Por Arturo Zárate Ruiz

Se asocia la civilización al desarrollo tecnológico y urbano, aunque no siempre ocurra. Por un lado, se le ejemplifica con Egipto, pero no con los nómadas del desierto. Algunos de estos destacaron por su pujante civilización. Desde tiempos de Abraham, Isaac y Jacob —aún errantes, con apenas algunos rebaños, es más, con el templo que no era más que una tienda de campaña—, los judíos desarrollaron una cultura que sigue presente en nuestros días, acogida globalmente. Por otro lado, la vanguardia tecnológica no es sinónimo de civilización. Lo muestra esa parodia cómica de películas de extraterrestres, Marcianos al ataque.
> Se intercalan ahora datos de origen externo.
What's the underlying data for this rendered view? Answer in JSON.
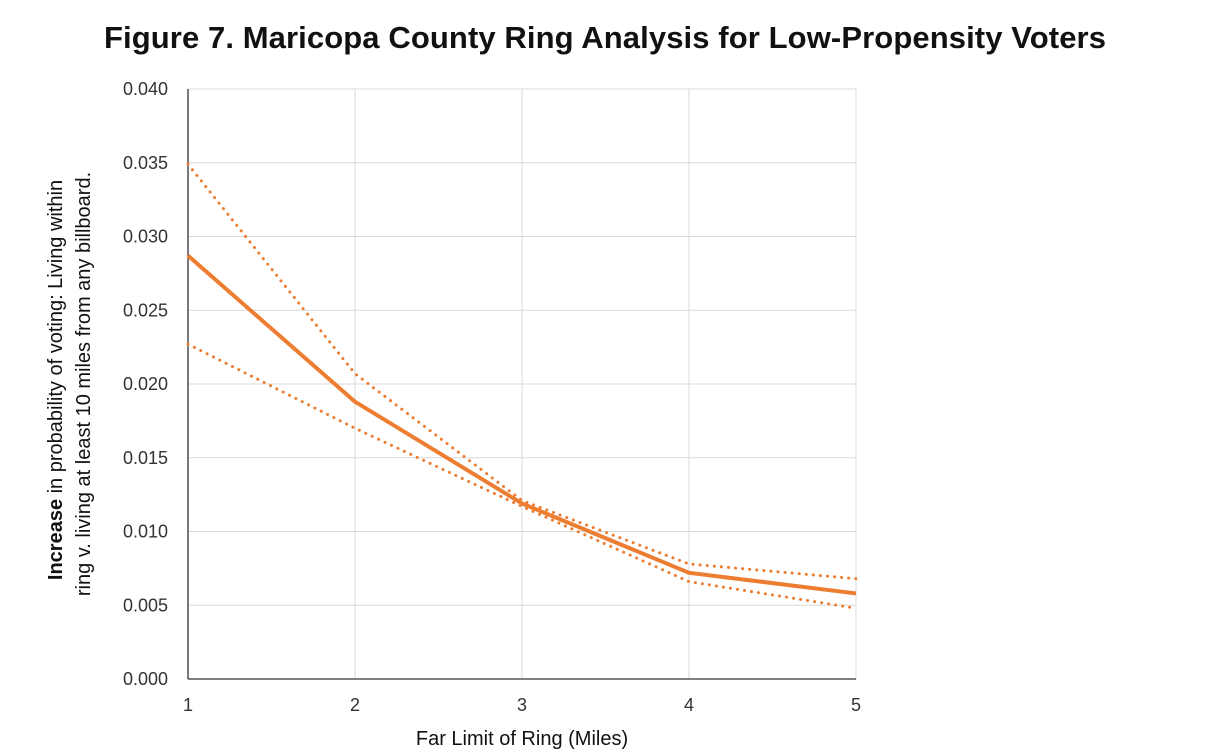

Los científicos de la Tierra suponen que por sus avances en la ciencia y la técnica son aquéllos súper-civilizados y buenísimos, y no son sino unos salvajes crueles. Sin ser ficción, los cartagineses fueron el pueblo más poderoso del Mediterráneo antes de Roma. Ellos eran también unos bárbaros que sacrificaban niños a los demonios. Y aunque muy educados, los espartanos eran peores porque mataban a sus propios hijos simplemente si no los consideraban bonitos.

Ciertamente los romanos no eran angelitos. Abundaron, entre ellos, personajes como Nerón. Pero, más que la invención de la bóveda arquitectónica, más que la disciplina militar, produjeron un monumento civilizador, el más importante: las leyes y las instituciones de ellas derivadas, que en gran medida perduran. Su vigencia es lo que distingue a las naciones civilizadas de las bárbaras.
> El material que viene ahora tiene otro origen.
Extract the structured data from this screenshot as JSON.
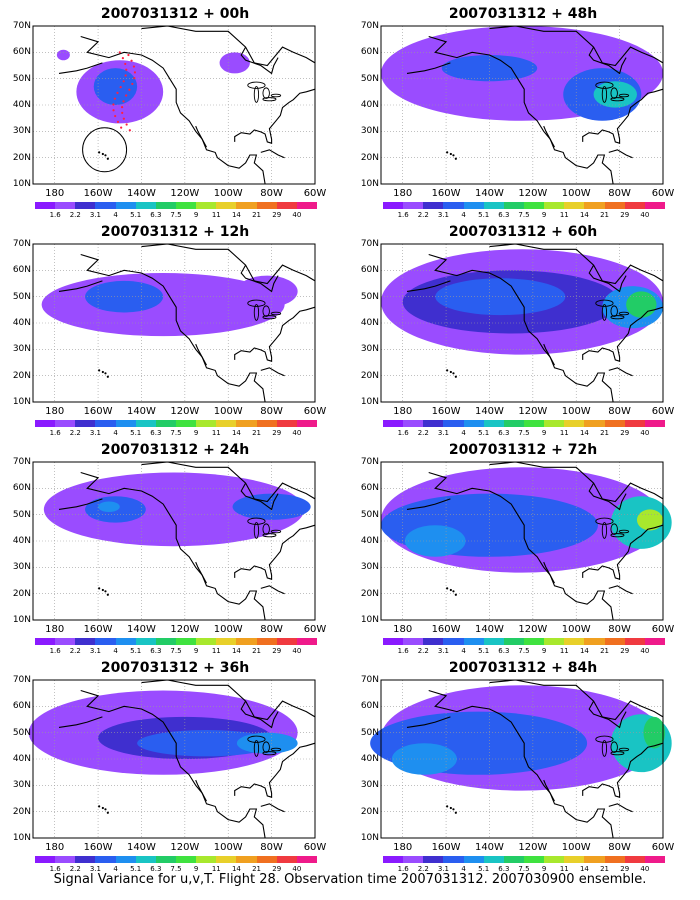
{
  "palette": [
    "#8a1aff",
    "#9a4cff",
    "#3f2fcf",
    "#2a5ef0",
    "#1e8ff0",
    "#19c4c4",
    "#22cc66",
    "#3fe23f",
    "#a8e82d",
    "#e8d02a",
    "#f0a020",
    "#f07020",
    "#f03a40",
    "#ef1a8a"
  ],
  "legend_labels": [
    "1.6",
    "2.2",
    "3.1",
    "4",
    "5.1",
    "6.3",
    "7.5",
    "9",
    "11",
    "14",
    "21",
    "29",
    "40"
  ],
  "lat_labels": [
    "70N",
    "60N",
    "50N",
    "40N",
    "30N",
    "20N",
    "10N"
  ],
  "lon_labels": [
    "180",
    "160W",
    "140W",
    "120W",
    "100W",
    "80W",
    "60W"
  ],
  "caption": "Signal Variance for u,v,T. Flight 28. Observation time 2007031312. 2007030900 ensemble.",
  "panels": [
    {
      "title": "2007031312 + 00h",
      "blobs": [
        {
          "cx": -150,
          "cy": 45,
          "rx": 20,
          "ry": 12,
          "level": 1
        },
        {
          "cx": -152,
          "cy": 47,
          "rx": 10,
          "ry": 7,
          "level": 3
        },
        {
          "cx": -97,
          "cy": 56,
          "rx": 7,
          "ry": 4,
          "level": 1
        },
        {
          "cx": -176,
          "cy": 59,
          "rx": 3,
          "ry": 2,
          "level": 1
        }
      ]
    },
    {
      "title": "2007031312 + 12h",
      "blobs": [
        {
          "cx": -130,
          "cy": 47,
          "rx": 56,
          "ry": 12,
          "level": 1
        },
        {
          "cx": -148,
          "cy": 50,
          "rx": 18,
          "ry": 6,
          "level": 3
        },
        {
          "cx": -82,
          "cy": 52,
          "rx": 14,
          "ry": 6,
          "level": 1
        }
      ]
    },
    {
      "title": "2007031312 + 24h",
      "blobs": [
        {
          "cx": -125,
          "cy": 52,
          "rx": 60,
          "ry": 14,
          "level": 1
        },
        {
          "cx": -152,
          "cy": 52,
          "rx": 14,
          "ry": 5,
          "level": 3
        },
        {
          "cx": -155,
          "cy": 53,
          "rx": 5,
          "ry": 2,
          "level": 4
        },
        {
          "cx": -80,
          "cy": 53,
          "rx": 18,
          "ry": 5,
          "level": 3
        }
      ]
    },
    {
      "title": "2007031312 + 36h",
      "blobs": [
        {
          "cx": -130,
          "cy": 50,
          "rx": 62,
          "ry": 16,
          "level": 1
        },
        {
          "cx": -120,
          "cy": 48,
          "rx": 40,
          "ry": 8,
          "level": 2
        },
        {
          "cx": -110,
          "cy": 46,
          "rx": 32,
          "ry": 5,
          "level": 3
        },
        {
          "cx": -82,
          "cy": 46,
          "rx": 14,
          "ry": 4,
          "level": 4
        }
      ]
    },
    {
      "title": "2007031312 + 48h",
      "blobs": [
        {
          "cx": -125,
          "cy": 52,
          "rx": 65,
          "ry": 18,
          "level": 1
        },
        {
          "cx": -140,
          "cy": 54,
          "rx": 22,
          "ry": 5,
          "level": 3
        },
        {
          "cx": -88,
          "cy": 44,
          "rx": 18,
          "ry": 10,
          "level": 3
        },
        {
          "cx": -82,
          "cy": 44,
          "rx": 10,
          "ry": 5,
          "level": 5
        }
      ]
    },
    {
      "title": "2007031312 + 60h",
      "blobs": [
        {
          "cx": -125,
          "cy": 48,
          "rx": 65,
          "ry": 20,
          "level": 1
        },
        {
          "cx": -130,
          "cy": 48,
          "rx": 50,
          "ry": 12,
          "level": 2
        },
        {
          "cx": -135,
          "cy": 50,
          "rx": 30,
          "ry": 7,
          "level": 3
        },
        {
          "cx": -74,
          "cy": 46,
          "rx": 14,
          "ry": 8,
          "level": 4
        },
        {
          "cx": -70,
          "cy": 47,
          "rx": 7,
          "ry": 5,
          "level": 6
        }
      ]
    },
    {
      "title": "2007031312 + 72h",
      "blobs": [
        {
          "cx": -125,
          "cy": 48,
          "rx": 65,
          "ry": 20,
          "level": 1
        },
        {
          "cx": -140,
          "cy": 46,
          "rx": 50,
          "ry": 12,
          "level": 3
        },
        {
          "cx": -165,
          "cy": 40,
          "rx": 14,
          "ry": 6,
          "level": 4
        },
        {
          "cx": -70,
          "cy": 47,
          "rx": 14,
          "ry": 10,
          "level": 5
        },
        {
          "cx": -66,
          "cy": 48,
          "rx": 6,
          "ry": 4,
          "level": 8
        }
      ]
    },
    {
      "title": "2007031312 + 84h",
      "blobs": [
        {
          "cx": -125,
          "cy": 48,
          "rx": 65,
          "ry": 20,
          "level": 1
        },
        {
          "cx": -145,
          "cy": 46,
          "rx": 50,
          "ry": 12,
          "level": 3
        },
        {
          "cx": -170,
          "cy": 40,
          "rx": 15,
          "ry": 6,
          "level": 4
        },
        {
          "cx": -70,
          "cy": 46,
          "rx": 14,
          "ry": 11,
          "level": 5
        },
        {
          "cx": -64,
          "cy": 50,
          "rx": 5,
          "ry": 6,
          "level": 6
        }
      ]
    }
  ]
}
Los imperios de líderes poderosos como Atila el Huno, o aun educados como Alejandro Magno, sucumbieron al morir ellos. Aunque en vida lograron conquistar territorios que se extendieron por varios continentes, su herencia no perduró por no fundarla ellos en leyes e instituciones sabias.

De ser éstas estables —no variables y de un momento por ocurrencias de un líder o de un grupo— permiten a las personas el saber a qué atenerse. Aunque fuesen estas leyes arbitrarias, una persona sabe que si cumple con las reglas los resultados son los esperados. Por ejemplo, de jugar ajedrez y exponer una pieza en línea diagonal a un alfil, no debe sorprenderse si la pierde tras el contrario procede con ese alfil a eliminarla. O de conducir un auto en Inglaterra, lo haría por el carril izquierdo. De cambiar las reglas del ajedrez a cada momento, ya nadie lo jugaría; de modificar continuamente el reglamento de tránsito inglés, se tendría un caos en Londres. Las leyes permiten a las sociedades el convivir ordenadamente y planear con alguna certidumbre su futuro. La Constitución de Estados Unidos data de 1787 y sólo ha sufrido 27 enmiendas. Nuestros vecinos, por la estabilidad de sus leyes, suelen atraer las inversiones.

Hay leyes que no son arbitrarias, sino eternas: las que decretó Dios. Unas gobiernan al universo sin falla. Otras —los Mandamientos— nos pide el Señor que las cumplamos para nuestra propia felicidad. Conscientes o no de seguir su voluntad, la mayoría de las naciones tienen códigos penales con sendas secciones que protegen la vida y la propiedad de las personas. Que repúblicas, como los Estados Unidos, afirmen sin tapujos fundar su legislación en lo prescrito por el Altísimo (ver su Declaración de Independencia) nos permite pensar que no dependen de los vaivenes humanos, como ocurre cuando los derechos se reducen a un contrato social (como ha ocurrido desde la Revolución Francesa). Cuando así es —el poner lo que ordena Dios a un lado—, las leyes y los derechos se abandonan a las modas. Hoy no son pocas los pueblos cuyos “contratos sociales” admiten la eutanasia y el aborto. Por su perversión, convierten su legislación no en civilización sino en salvajismo.

En cualquier caso, parecería que los cristianos no amamos las leyes, pues creemos que el cumplirlas no es lo que nos salva, sino Cristo. Pero no es que no las amemos, sino que las cumplimos no por obligación, como esclavos, sino por amar a Dios y porque sus leyes nos hacen bien. Cumplirlas forzados sería como besar la noche de bodas a nuestra esposa porque nos lo ordena una regla. Así, el cristianismo es lo más civilizado porque, de vivir en serio como cristianos, la ley es vigente no por miedo sino por amor.